L’inchiesta penale avviata a seguito della morte dei due operai avrebbe permesso di fare finalmente giustizia, nel rispetto delle vittime, nei confronti di questo sistema di corruzione pubblica. Ma le cose andarono diversamente, il “sistema” si difese. Le pressioni sui familiari delle vittime furono fortissime. Andare fino in fondo significava indagare su anni di malgoverno istituzionalizzato: tutti erano responsabili. E quindi tutto venne insabbiato salvando il Comune di Trieste e l’ACEGAS e scaricando le responsabilità dell’incidente mortale sulla ditta CREA di Milano che aveva fatto la manutenzione dell’impianto.

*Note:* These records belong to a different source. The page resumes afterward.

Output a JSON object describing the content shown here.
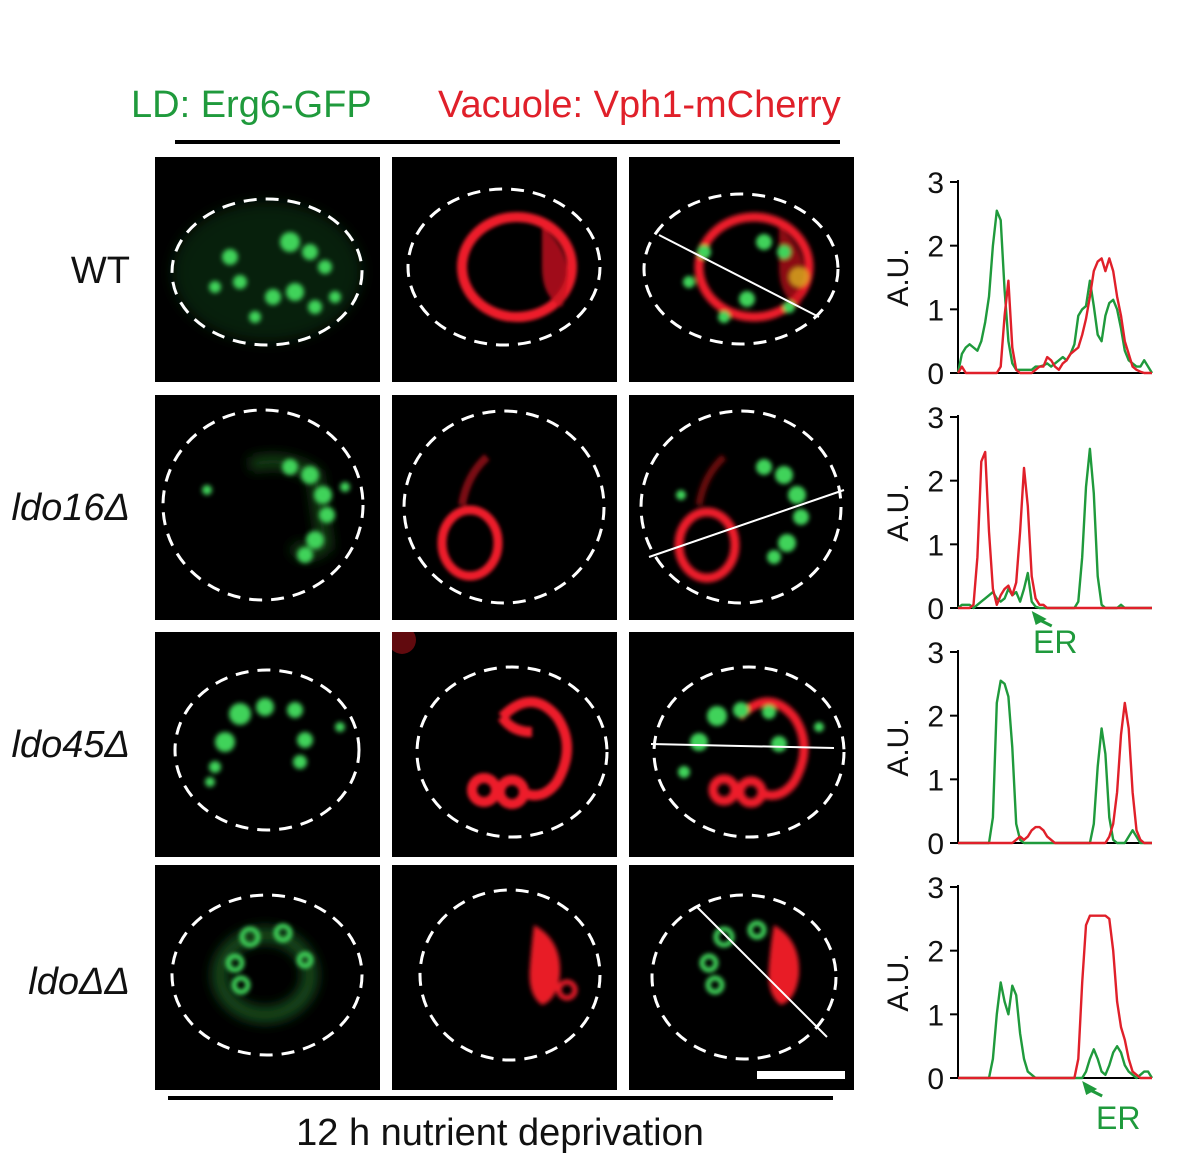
{
  "header": {
    "ld_label": "LD: Erg6-GFP",
    "vacuole_label": "Vacuole: Vph1-mCherry"
  },
  "footer": {
    "condition": "12 h nutrient deprivation"
  },
  "colors": {
    "gfp": "#1f9a3c",
    "mcherry": "#e0202a",
    "panel_bg": "#000000"
  },
  "rows": [
    {
      "label": "WT",
      "italic": false
    },
    {
      "label": "ldo16Δ",
      "italic": true
    },
    {
      "label": "ldo45Δ",
      "italic": true
    },
    {
      "label": "ldoΔΔ",
      "italic": true
    }
  ],
  "chart_data": [
    {
      "type": "line",
      "ylabel": "A.U.",
      "ylim": [
        0,
        3
      ],
      "yticks": [
        0,
        1,
        2,
        3
      ],
      "annotation": "",
      "x": [
        0,
        2,
        4,
        6,
        8,
        10,
        12,
        14,
        16,
        18,
        20,
        22,
        24,
        26,
        28,
        30,
        32,
        34,
        36,
        38,
        40,
        42,
        44,
        46,
        48,
        50,
        52,
        54,
        56,
        58,
        60,
        62,
        64,
        66,
        68,
        70,
        72,
        74,
        76,
        78,
        80,
        82,
        84,
        86,
        88,
        90,
        92,
        94,
        96,
        98,
        100
      ],
      "series": [
        {
          "name": "",
          "color": "green",
          "values": [
            0,
            0.3,
            0.4,
            0.45,
            0.4,
            0.35,
            0.5,
            0.8,
            1.2,
            2.0,
            2.55,
            2.4,
            1.3,
            0.5,
            0.15,
            0.05,
            0.05,
            0.05,
            0.05,
            0.05,
            0.1,
            0.1,
            0.12,
            0.15,
            0.1,
            0.15,
            0.2,
            0.25,
            0.2,
            0.3,
            0.45,
            0.9,
            1.0,
            1.05,
            1.45,
            1.05,
            0.6,
            0.5,
            0.9,
            1.1,
            1.15,
            1.0,
            0.7,
            0.35,
            0.2,
            0.15,
            0.1,
            0.1,
            0.2,
            0.1,
            0
          ]
        },
        {
          "name": "",
          "color": "red",
          "values": [
            0,
            0.1,
            0,
            0,
            0,
            0,
            0,
            0,
            0,
            0,
            0,
            0.1,
            0.9,
            1.45,
            0.4,
            0.05,
            0,
            0,
            0,
            0,
            0.05,
            0.1,
            0.1,
            0.25,
            0.2,
            0.1,
            0.05,
            0.15,
            0.2,
            0.3,
            0.35,
            0.4,
            0.6,
            0.85,
            1.2,
            1.6,
            1.75,
            1.8,
            1.6,
            1.8,
            1.6,
            1.2,
            0.9,
            0.5,
            0.3,
            0.1,
            0.05,
            0.02,
            0,
            0,
            0
          ]
        }
      ]
    },
    {
      "type": "line",
      "ylabel": "A.U.",
      "ylim": [
        0,
        3
      ],
      "yticks": [
        0,
        1,
        2,
        3
      ],
      "annotation": "ER",
      "annotation_x": 38,
      "x": [
        0,
        2,
        4,
        6,
        8,
        10,
        12,
        14,
        16,
        18,
        20,
        22,
        24,
        26,
        28,
        30,
        32,
        34,
        36,
        38,
        40,
        42,
        44,
        46,
        48,
        50,
        52,
        54,
        56,
        58,
        60,
        62,
        64,
        66,
        68,
        70,
        72,
        74,
        76,
        78,
        80,
        82,
        84,
        86,
        88,
        90,
        92,
        94,
        96,
        98,
        100
      ],
      "series": [
        {
          "name": "",
          "color": "green",
          "values": [
            0,
            0.05,
            0.05,
            0.05,
            0,
            0.05,
            0.1,
            0.15,
            0.2,
            0.25,
            0.15,
            0.1,
            0.15,
            0.3,
            0.2,
            0.25,
            0.1,
            0.3,
            0.55,
            0.1,
            0.02,
            0,
            0,
            0,
            0,
            0,
            0,
            0,
            0,
            0,
            0,
            0.1,
            0.8,
            1.9,
            2.5,
            1.8,
            0.5,
            0.05,
            0,
            0,
            0,
            0,
            0.05,
            0,
            0,
            0,
            0,
            0,
            0,
            0,
            0
          ]
        },
        {
          "name": "",
          "color": "red",
          "values": [
            0,
            0,
            0,
            0,
            0.05,
            0.8,
            2.3,
            2.45,
            1.2,
            0.3,
            0.05,
            0.2,
            0.3,
            0.35,
            0.2,
            0.4,
            1.2,
            2.2,
            1.6,
            0.5,
            0.15,
            0.05,
            0.05,
            0,
            0,
            0,
            0,
            0,
            0,
            0,
            0,
            0,
            0,
            0,
            0,
            0,
            0,
            0,
            0,
            0,
            0,
            0,
            0,
            0,
            0,
            0,
            0,
            0,
            0,
            0,
            0
          ]
        }
      ]
    },
    {
      "type": "line",
      "ylabel": "A.U.",
      "ylim": [
        0,
        3
      ],
      "yticks": [
        0,
        1,
        2,
        3
      ],
      "annotation": "",
      "x": [
        0,
        2,
        4,
        6,
        8,
        10,
        12,
        14,
        16,
        18,
        20,
        22,
        24,
        26,
        28,
        30,
        32,
        34,
        36,
        38,
        40,
        42,
        44,
        46,
        48,
        50,
        52,
        54,
        56,
        58,
        60,
        62,
        64,
        66,
        68,
        70,
        72,
        74,
        76,
        78,
        80,
        82,
        84,
        86,
        88,
        90,
        92,
        94,
        96,
        98,
        100
      ],
      "series": [
        {
          "name": "",
          "color": "green",
          "values": [
            0,
            0,
            0,
            0,
            0,
            0,
            0,
            0,
            0,
            0.4,
            2.2,
            2.55,
            2.5,
            2.3,
            1.5,
            0.3,
            0.05,
            0,
            0,
            0,
            0,
            0,
            0,
            0,
            0,
            0,
            0,
            0,
            0,
            0,
            0,
            0,
            0,
            0,
            0,
            0.3,
            1.2,
            1.8,
            1.4,
            0.4,
            0.05,
            0,
            0,
            0,
            0.1,
            0.2,
            0.1,
            0,
            0,
            0,
            0
          ]
        },
        {
          "name": "",
          "color": "red",
          "values": [
            0,
            0,
            0,
            0,
            0,
            0,
            0,
            0,
            0,
            0,
            0,
            0,
            0,
            0,
            0,
            0.05,
            0.1,
            0.05,
            0.1,
            0.2,
            0.25,
            0.25,
            0.2,
            0.1,
            0.05,
            0,
            0,
            0,
            0,
            0,
            0,
            0,
            0,
            0,
            0,
            0,
            0,
            0,
            0,
            0.1,
            0.3,
            0.8,
            1.7,
            2.2,
            1.8,
            0.8,
            0.2,
            0.05,
            0,
            0,
            0
          ]
        }
      ]
    },
    {
      "type": "line",
      "ylabel": "A.U.",
      "ylim": [
        0,
        3
      ],
      "yticks": [
        0,
        1,
        2,
        3
      ],
      "annotation": "ER",
      "annotation_x": 64,
      "x": [
        0,
        2,
        4,
        6,
        8,
        10,
        12,
        14,
        16,
        18,
        20,
        22,
        24,
        26,
        28,
        30,
        32,
        34,
        36,
        38,
        40,
        42,
        44,
        46,
        48,
        50,
        52,
        54,
        56,
        58,
        60,
        62,
        64,
        66,
        68,
        70,
        72,
        74,
        76,
        78,
        80,
        82,
        84,
        86,
        88,
        90,
        92,
        94,
        96,
        98,
        100
      ],
      "series": [
        {
          "name": "",
          "color": "green",
          "values": [
            0,
            0,
            0,
            0,
            0,
            0,
            0,
            0,
            0,
            0.3,
            1.0,
            1.5,
            1.2,
            1.0,
            1.45,
            1.3,
            0.7,
            0.3,
            0.1,
            0.05,
            0,
            0,
            0,
            0,
            0,
            0,
            0,
            0,
            0,
            0,
            0,
            0,
            0,
            0.1,
            0.3,
            0.45,
            0.3,
            0.1,
            0.05,
            0.2,
            0.4,
            0.5,
            0.4,
            0.2,
            0.1,
            0.05,
            0,
            0.05,
            0.1,
            0.1,
            0
          ]
        },
        {
          "name": "",
          "color": "red",
          "values": [
            0,
            0,
            0,
            0,
            0,
            0,
            0,
            0,
            0,
            0,
            0,
            0,
            0,
            0,
            0,
            0,
            0,
            0,
            0,
            0,
            0,
            0,
            0,
            0,
            0,
            0,
            0,
            0,
            0,
            0,
            0,
            0.3,
            1.5,
            2.4,
            2.55,
            2.55,
            2.55,
            2.55,
            2.55,
            2.5,
            2.0,
            1.2,
            0.8,
            0.6,
            0.3,
            0.1,
            0.05,
            0,
            0,
            0,
            0
          ]
        }
      ]
    }
  ]
}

Per la morte di Paolo Sardo e Stefano Miniussi alla fine vennero condannati due dirigenti della CREA: un anno con la condizionale. Pena lievissima, tanto per dimostrare che “giustizia” era stata fatta. Le famiglie delle vittime vennero risarcite e lo scandalo dei depuratori fantasma e della loro rete di corruzione venne coperto garantendo il sistema politico locale (LINK).

E sarebbe finita così. Il malgoverno triestino aveva dimostrato una volta di più la sua perfetta tenuta ed era inscalfibile alla stessa autorità giudiziaria. Cose che non potevano capitare nemmeno nelle terre dove le mafie erano profondamente radicate. Nonostante quel sacrificio umano, quei depuratori che avvelenavano il Golfo di Trieste e con esso anche i cittadini avrebbero continuato la loro attività.

La variabile non controllabile ero io. Avevo seguito le vicende processuali e decisi di non arrendermi di fronte a quello che vedevo e che mi disgustava. Per me non era possibile accettare tutto questo, accettare di piegarsi davanti al prepotere mafioso. Ma mi trovavo contro tutti. Compresa l’autorità giudiziaria, perché tutto doveva essere messo a tacere per interessi superiori. Ovvero per non disturbare il regime che il Governo italiano aveva permesso si insediasse in una terra amministrata come una colonia. Ero quindi solo davanti al nemico. Ed è una di quelle situazioni  in cui devi davvero trovare tutta la tua forza. Perché sai che la tua vita sarà segnata per sempre da quello che farai.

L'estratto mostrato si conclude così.